Piling one garish note on top of the next - a warehouse full of dead immigrants, child abuse, deportation, Uxbal's ability to communicate with the recently-deceased (because magical realism is just what this scenario needed) - Biutiful might have been tolerable if it had been played for black comedy, or at least soap operatic excess. Not that it isn't cringingly melodramatic at points; anything involving Uxbal's children, especially, drifts pretty far into the crudest kind of audience manipulation. But it needed a directorial hand willing to embrace that element of the film and run with it, whereas González Iñárritu suffocates the material with profundity and sincerity. Relying on ace cinematographer Rodrigo Prieto to provide the film with beautiful images of Barcelona's slums, the director seems interested only in making his movie serious and lingering and dour and dark. It's misery porn, and really nothing else: let's watch as a man has everything bad happen to him all at once, and feel very bad, and congratulate ourselves for confronting the darkness of humanity. There's never a moment that really breaks out of that rut, not even the scene in a strip club lit like an Uwe Boll movie where the dancers wear masks shaped like nipples. If you can make that scene play as glum and somber, you're definitely for real.
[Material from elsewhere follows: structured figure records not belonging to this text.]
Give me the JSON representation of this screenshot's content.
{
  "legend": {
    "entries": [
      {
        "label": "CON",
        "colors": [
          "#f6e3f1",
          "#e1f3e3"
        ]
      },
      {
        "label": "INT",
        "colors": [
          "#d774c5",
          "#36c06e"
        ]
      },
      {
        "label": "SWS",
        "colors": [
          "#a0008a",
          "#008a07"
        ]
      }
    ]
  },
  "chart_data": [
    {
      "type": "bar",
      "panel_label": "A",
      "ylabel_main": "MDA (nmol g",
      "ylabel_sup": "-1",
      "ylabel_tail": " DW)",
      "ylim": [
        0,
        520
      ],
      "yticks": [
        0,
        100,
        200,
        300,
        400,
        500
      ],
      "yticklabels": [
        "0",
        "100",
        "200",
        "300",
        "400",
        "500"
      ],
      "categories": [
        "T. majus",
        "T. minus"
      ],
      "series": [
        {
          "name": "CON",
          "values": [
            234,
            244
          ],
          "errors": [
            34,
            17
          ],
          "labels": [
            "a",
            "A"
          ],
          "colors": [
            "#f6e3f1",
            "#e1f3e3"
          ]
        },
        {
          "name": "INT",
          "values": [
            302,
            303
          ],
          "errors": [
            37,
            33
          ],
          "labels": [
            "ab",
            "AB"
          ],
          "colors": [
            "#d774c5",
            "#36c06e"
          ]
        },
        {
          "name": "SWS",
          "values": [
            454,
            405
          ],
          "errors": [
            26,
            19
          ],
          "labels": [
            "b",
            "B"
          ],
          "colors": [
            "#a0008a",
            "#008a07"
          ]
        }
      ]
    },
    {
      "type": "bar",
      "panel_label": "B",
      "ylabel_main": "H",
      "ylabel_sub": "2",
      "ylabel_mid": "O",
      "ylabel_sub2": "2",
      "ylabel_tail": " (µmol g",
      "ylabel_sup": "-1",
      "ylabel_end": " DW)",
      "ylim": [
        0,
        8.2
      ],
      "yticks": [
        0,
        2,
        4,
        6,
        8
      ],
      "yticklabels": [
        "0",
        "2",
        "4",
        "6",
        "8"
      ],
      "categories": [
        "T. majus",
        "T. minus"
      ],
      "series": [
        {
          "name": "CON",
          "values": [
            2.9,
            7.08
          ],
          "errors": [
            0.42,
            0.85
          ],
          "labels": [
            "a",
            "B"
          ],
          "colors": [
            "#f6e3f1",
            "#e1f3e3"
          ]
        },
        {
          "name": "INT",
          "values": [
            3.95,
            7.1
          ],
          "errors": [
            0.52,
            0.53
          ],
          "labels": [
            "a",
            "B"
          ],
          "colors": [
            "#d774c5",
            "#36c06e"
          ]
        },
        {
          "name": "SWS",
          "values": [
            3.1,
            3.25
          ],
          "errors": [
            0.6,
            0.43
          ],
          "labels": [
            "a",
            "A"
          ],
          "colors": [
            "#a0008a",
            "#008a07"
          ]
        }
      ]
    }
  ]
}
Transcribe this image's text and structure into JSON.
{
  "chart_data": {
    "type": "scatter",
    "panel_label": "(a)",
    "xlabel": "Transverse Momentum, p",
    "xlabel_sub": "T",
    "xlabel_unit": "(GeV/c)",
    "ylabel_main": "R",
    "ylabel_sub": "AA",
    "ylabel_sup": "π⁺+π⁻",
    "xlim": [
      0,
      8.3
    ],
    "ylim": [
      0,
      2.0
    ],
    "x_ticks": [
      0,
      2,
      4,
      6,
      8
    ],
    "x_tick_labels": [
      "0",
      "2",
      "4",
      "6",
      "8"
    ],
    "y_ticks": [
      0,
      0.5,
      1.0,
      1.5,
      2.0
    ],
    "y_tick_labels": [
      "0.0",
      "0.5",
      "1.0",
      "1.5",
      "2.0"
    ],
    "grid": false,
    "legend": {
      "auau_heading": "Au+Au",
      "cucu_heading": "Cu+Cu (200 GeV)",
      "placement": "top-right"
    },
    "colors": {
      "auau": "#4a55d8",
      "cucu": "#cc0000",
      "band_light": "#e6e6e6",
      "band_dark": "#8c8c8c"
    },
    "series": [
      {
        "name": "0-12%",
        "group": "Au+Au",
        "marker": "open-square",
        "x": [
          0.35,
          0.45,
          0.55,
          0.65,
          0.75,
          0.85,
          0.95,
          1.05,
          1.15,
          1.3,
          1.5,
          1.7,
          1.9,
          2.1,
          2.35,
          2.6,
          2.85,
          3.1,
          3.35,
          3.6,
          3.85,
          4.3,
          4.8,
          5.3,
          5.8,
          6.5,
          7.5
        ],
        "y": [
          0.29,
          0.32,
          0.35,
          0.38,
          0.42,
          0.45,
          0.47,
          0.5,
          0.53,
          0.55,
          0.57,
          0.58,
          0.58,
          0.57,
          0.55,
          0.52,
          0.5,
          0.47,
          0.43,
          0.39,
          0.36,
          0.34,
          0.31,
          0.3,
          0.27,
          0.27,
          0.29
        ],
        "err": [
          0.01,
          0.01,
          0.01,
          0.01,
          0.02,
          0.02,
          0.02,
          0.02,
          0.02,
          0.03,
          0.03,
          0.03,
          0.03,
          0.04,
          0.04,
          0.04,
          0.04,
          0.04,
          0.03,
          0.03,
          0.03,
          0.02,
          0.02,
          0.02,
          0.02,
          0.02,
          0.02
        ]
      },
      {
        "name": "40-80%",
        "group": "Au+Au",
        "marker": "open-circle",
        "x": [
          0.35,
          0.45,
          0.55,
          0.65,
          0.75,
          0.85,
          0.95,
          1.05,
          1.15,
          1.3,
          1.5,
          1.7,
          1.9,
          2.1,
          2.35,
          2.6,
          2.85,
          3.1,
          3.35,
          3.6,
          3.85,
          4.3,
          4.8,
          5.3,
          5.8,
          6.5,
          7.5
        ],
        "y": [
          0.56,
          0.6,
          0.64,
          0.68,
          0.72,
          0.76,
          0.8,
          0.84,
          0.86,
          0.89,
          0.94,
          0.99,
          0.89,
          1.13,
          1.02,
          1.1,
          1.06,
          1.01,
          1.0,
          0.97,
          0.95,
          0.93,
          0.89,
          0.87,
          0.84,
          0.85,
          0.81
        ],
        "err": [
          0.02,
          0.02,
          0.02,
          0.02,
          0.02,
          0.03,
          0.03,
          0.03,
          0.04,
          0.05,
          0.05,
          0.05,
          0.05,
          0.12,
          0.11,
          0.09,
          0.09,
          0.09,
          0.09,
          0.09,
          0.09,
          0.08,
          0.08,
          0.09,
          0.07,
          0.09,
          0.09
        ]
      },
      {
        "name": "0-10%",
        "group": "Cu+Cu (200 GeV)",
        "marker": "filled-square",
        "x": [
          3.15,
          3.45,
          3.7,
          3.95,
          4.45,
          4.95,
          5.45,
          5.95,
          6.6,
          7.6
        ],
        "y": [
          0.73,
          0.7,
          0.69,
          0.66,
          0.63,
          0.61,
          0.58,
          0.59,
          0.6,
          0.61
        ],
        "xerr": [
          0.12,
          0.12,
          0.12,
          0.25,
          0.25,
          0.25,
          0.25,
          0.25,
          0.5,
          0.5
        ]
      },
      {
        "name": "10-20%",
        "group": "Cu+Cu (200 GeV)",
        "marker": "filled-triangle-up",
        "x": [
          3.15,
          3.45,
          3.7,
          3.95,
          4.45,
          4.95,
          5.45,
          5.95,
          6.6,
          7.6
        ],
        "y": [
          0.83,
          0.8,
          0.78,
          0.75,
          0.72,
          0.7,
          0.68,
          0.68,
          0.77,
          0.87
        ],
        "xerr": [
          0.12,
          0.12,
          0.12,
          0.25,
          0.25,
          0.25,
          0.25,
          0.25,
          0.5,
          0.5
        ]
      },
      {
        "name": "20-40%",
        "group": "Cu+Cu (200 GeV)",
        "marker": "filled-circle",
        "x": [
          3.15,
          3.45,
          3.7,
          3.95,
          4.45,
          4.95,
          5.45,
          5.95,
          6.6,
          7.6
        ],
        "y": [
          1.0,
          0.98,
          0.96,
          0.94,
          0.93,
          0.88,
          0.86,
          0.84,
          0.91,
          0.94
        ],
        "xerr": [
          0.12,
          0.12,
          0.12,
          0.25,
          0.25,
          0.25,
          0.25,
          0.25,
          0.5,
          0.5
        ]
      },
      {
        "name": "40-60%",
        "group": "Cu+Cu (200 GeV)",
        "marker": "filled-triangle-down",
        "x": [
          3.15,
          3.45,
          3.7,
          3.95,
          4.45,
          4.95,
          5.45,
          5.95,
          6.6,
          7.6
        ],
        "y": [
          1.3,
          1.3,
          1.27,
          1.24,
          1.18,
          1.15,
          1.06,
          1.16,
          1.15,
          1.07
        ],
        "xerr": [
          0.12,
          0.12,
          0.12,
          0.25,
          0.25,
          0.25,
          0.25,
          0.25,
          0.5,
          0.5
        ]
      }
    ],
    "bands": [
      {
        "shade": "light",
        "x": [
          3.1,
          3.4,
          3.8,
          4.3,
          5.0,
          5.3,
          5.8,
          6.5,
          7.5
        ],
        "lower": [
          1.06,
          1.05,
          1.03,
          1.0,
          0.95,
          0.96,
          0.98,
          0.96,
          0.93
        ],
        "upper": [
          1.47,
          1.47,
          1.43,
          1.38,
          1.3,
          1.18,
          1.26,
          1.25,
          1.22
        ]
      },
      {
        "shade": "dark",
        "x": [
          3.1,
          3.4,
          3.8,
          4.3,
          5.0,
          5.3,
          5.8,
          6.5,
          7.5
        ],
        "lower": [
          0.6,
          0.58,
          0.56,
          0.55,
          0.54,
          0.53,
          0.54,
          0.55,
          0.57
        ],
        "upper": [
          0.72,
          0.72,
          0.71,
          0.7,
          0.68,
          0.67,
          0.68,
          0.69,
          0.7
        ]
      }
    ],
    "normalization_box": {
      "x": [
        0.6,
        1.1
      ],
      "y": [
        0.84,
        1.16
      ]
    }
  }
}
In the midst of all this: Bardem. Whose performance is inherently limited by the claustrophobic script, but is nevertheless an incredible depiction of one man trapped in his own body and his own life, haunted by everything he knows - the actor even makes the "communicating with the dead" subplot work! It's a performance far better than the film or the character deserve, and not in and of itself enough to save Biutiful, though he is almost single-handedly responsible for any moment of actual human feeling that manages to escape the film's event horizon. And despite his appropriation of the lion's share of the film's buzz, I was almost as impressed by Álvarez's performance as a woman who knows she's fallen too far apart to ever redeem herself, but desperately wants to be loved again and forgiven. Between the two of them, these actors almost manage to make Biutiful about something; that they fail is no slight against the work, given how close they were able to come in the face of stiff odds.

It's been a while since I've actively disliked a movie this much: sure, a lot of recent films have been far "worse", and I'm not fool enough to argue that Biutiful is a lesser cinematic achievement than e.g. Yogi Bear. González Iñárritu is a sure-handed filmmaker, and he makes exactly the picture here that he wanted to make; but that film is pretty damn unpleasant, and to no point whatsoever (and I also think his incredibly perverse choice in the sound design, to ratchet up the noise of actors' costumes rubbing against their microphones, and to let dialogue peak in odd ways, is a very bold move that works absolutely not whatsoever, even granting that "working" here means something very particular). This is in every way the next film from the man who made Babel: more sober, more serious, more worldly, more irritating and unwatchable.